(di Massimo Gramellini – corriere.it) – La destra non avrà chiuso i conti con il Venticinque Aprile, ma il Ventisei li ha aperti su un argomento che nessuno potrà definire sorpassato o lontano. 

Mi riferisco al vannaccismo, inteso come sistema di valori propugnato dal generale Roberto Vannacci, che la Lega formato Salvini ha candidato alle Europee nella posizione espostissima di capolista. Quel nome – e le idee che si porta dietro su gay, migranti, aborto e non solo – sta fungendo da cartina di tornasole, forse persino al di là delle intenzioni di chi lo ha proposto. Nel senso che ha provocato l’immediata spartizione delle acque tra la destra che si riconosce nel pensiero moderato-conservatore e chi invece preferisce spingersi oltre quella linea, in omaggio a un senso comune che un tempo i più severi avrebbero definito reazionario. 

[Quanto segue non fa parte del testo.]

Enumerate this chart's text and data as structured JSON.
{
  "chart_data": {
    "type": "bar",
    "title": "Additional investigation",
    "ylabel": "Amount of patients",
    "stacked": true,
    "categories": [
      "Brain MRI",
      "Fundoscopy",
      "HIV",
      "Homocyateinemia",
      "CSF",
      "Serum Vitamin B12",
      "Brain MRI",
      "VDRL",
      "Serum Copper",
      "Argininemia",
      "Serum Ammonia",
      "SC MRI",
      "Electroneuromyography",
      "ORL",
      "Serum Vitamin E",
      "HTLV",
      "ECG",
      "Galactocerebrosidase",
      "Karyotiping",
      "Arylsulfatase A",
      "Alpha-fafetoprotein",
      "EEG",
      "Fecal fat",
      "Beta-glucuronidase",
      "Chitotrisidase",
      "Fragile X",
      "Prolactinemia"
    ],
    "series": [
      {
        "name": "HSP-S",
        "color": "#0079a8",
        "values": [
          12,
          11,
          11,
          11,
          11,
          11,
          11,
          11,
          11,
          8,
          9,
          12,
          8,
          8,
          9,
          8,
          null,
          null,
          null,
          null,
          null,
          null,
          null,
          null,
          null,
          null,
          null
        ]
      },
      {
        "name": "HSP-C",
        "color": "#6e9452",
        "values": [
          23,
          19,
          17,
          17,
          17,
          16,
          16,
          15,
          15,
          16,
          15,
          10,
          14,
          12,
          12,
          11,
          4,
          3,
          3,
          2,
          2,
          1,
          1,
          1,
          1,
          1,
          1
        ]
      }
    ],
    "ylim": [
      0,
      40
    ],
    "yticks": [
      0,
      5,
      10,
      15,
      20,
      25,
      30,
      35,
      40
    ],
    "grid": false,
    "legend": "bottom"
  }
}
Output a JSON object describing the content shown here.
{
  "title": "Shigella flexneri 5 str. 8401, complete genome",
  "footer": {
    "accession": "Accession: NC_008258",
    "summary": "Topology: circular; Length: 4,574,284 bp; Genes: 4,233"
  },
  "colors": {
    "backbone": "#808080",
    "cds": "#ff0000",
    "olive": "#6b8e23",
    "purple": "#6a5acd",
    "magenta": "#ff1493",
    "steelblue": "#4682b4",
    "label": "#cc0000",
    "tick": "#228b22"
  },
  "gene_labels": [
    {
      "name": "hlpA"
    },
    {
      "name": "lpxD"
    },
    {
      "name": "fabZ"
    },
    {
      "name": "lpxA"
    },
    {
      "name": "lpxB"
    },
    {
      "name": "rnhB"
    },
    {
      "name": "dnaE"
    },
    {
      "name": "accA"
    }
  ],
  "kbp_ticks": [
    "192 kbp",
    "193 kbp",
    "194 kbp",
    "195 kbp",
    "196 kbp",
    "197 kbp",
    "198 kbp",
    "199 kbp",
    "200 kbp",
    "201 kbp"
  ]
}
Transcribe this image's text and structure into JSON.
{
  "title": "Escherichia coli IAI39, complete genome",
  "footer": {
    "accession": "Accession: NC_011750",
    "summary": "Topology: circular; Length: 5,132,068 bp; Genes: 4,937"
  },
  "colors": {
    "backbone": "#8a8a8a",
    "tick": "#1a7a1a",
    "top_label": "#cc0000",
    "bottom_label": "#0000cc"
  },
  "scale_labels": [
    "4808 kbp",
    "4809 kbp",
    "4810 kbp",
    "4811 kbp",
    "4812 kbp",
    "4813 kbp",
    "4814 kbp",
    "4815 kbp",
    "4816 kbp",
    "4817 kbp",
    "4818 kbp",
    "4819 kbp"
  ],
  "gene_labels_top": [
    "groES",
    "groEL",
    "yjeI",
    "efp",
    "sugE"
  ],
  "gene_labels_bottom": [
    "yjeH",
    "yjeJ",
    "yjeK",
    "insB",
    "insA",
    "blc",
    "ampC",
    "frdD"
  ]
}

Il ministro Crosetto aveva già bollato le opinioni politiche di Vannacci come «farneticazioni personali» e adesso ha reagito alla notizia della candidatura con una punta di sarcasmo, definendo la probabile elezione del generale «un bene per l’Esercito», che potrà così alleggerirsi di un personaggio imbarazzante. Anche il governatore leghista Fedriga si è affrettato a precisare che non lo voterà mai.

Non so per l’Esercito, ma di sicuro Vannacci è un bene per la destra, perché la aiuta a fare finalmente chiarezza tra le sue due anime. Se potessi rivolgere una sola domanda a Giorgia Meloni, non le chiederei se è antifascista, ma se è antivannaccista.